Jim Bender , president of School Choice Wisconsin, said choice schools have long been under the gun from a state public education agency that has fought against alternatives to the state’s public school system. DPI’s apparent collaboration with the Justice Department, an agency that has been on a quest of late to disrupt voucher programs elsewhere, particularly in Louisiana, only raises the stakes, Bender said.
“We’ve seen DPI manipulate data to the detriment of the choice program time and time again, and to make a request that’s this ambiguous would just lead to that practice once again,” he told Wisconsin Reporter.
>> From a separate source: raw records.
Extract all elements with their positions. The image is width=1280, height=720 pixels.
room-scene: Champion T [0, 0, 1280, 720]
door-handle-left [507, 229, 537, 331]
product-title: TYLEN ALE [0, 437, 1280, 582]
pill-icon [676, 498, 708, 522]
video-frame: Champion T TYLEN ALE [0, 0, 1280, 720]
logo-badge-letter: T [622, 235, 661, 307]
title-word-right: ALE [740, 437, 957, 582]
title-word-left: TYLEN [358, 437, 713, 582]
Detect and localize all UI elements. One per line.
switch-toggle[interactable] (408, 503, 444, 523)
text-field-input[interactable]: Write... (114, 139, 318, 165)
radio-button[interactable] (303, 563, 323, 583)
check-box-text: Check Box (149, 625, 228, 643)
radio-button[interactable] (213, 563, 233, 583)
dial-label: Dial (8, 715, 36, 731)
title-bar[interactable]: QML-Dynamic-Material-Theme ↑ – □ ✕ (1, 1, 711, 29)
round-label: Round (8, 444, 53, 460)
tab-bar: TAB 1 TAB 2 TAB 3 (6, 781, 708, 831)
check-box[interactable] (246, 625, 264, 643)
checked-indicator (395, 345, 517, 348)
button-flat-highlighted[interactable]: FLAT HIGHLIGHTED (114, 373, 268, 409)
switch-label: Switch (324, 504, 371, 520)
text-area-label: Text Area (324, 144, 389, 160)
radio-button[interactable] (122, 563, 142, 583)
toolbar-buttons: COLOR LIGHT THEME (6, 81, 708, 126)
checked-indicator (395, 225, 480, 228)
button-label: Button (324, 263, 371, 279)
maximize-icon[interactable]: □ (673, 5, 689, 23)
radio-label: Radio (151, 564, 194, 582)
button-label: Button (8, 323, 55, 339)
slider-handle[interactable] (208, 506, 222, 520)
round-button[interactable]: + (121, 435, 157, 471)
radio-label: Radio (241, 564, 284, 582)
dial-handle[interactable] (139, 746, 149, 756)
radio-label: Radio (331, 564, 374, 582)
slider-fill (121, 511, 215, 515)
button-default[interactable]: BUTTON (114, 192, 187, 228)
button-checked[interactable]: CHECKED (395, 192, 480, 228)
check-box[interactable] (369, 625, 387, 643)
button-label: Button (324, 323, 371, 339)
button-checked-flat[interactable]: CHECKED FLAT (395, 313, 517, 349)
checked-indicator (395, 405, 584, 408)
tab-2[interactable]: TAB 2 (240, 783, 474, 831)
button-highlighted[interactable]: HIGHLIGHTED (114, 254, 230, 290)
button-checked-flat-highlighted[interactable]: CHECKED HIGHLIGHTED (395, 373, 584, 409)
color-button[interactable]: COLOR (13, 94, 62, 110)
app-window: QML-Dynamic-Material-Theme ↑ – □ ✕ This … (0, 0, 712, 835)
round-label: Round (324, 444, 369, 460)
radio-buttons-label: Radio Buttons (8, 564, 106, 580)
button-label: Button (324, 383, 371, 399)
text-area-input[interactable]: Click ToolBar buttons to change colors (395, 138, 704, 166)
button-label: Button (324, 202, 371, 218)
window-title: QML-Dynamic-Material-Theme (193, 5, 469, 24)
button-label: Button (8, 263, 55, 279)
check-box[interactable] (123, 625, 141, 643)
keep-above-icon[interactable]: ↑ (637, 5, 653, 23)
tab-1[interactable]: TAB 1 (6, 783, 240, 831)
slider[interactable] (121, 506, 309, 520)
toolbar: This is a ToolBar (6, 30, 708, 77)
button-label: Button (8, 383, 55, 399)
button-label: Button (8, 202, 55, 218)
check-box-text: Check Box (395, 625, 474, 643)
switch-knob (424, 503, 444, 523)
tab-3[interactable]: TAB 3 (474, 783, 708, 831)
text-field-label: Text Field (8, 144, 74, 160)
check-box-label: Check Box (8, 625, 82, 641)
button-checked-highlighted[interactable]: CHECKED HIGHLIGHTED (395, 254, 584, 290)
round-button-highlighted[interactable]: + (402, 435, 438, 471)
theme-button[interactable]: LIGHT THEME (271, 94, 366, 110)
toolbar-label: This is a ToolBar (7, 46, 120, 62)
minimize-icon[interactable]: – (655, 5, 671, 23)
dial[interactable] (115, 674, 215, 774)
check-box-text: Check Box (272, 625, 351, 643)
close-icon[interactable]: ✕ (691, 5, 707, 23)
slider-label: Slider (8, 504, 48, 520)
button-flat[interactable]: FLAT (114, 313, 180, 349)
As Wisconsin Reporter first reported last month, the Justice Department’s “ongoing investigation” into the school choice program continues without any apparent end more than a year after the agency began poking around.
While the state DPI has tepidly told DOJ the federal agency doesn’t have authority to push its power trip on the state, DPI seemingly has been willing to assist in what school choice supporters see as nothing more than an ill-advised fishing expedition, according to documents obtained by Wisconsin Reporter.
On April 9, 2013, the Justice Department sent DPI a letter demanding it do more to “enforce the federal statutory and regulatory requirements” under Title II of the Americans with Disabilities Act.
The DOJ believes school choice participants are engaged in discrimination, either by denying access to voucher-based private schools or by expelling or “constructively” forcing disabled students to leave the schools “as a result of policies and practices that fail to accommodate the needs of students with disabilities.”
The Justice Department opened what one agency official described in November as an “ongoing investigation” on the basis of a complaint brought by Disability Rights Wisconsin and the American Civil Liberties Union of Wisconsin.
If DPI doesn’t address the alleged problems, the Justice Department has threatened that “the United States reserves its right to pursue enforcement through other means.”
There are a couple of problems with DOJ’s suppositions and threats, however. First and foremost:
Title II of the ADA has never applied to private entities, including schools, except when a public body has “contracted out” its duties to a private entity, according to WILL. There is no such contract for service involved in the state’s choice program, including Wisconsin’s 25-year-old voucher system, which uses a portion of taxpayer money to subsidize the cost of tuition at private schools for eligible students who wish to transfer or, some say, escape, the public school system.
And private schools are not public entities, a point upheld on a couple of occasions by the Wisconsin Supreme Court. The court has held that the use of vouchers at private schools doesn’t transform them into “public schools.”
“We think it’s unfortunate that DOJ is sticking its nose in Wisconsin business right now under the guise of the Americans with Disabilities Act,” said one Senate aide. “They’ve done this in other states. They don’t like the choice program, and obviously they are using their bully pulpit to push choice schools around.”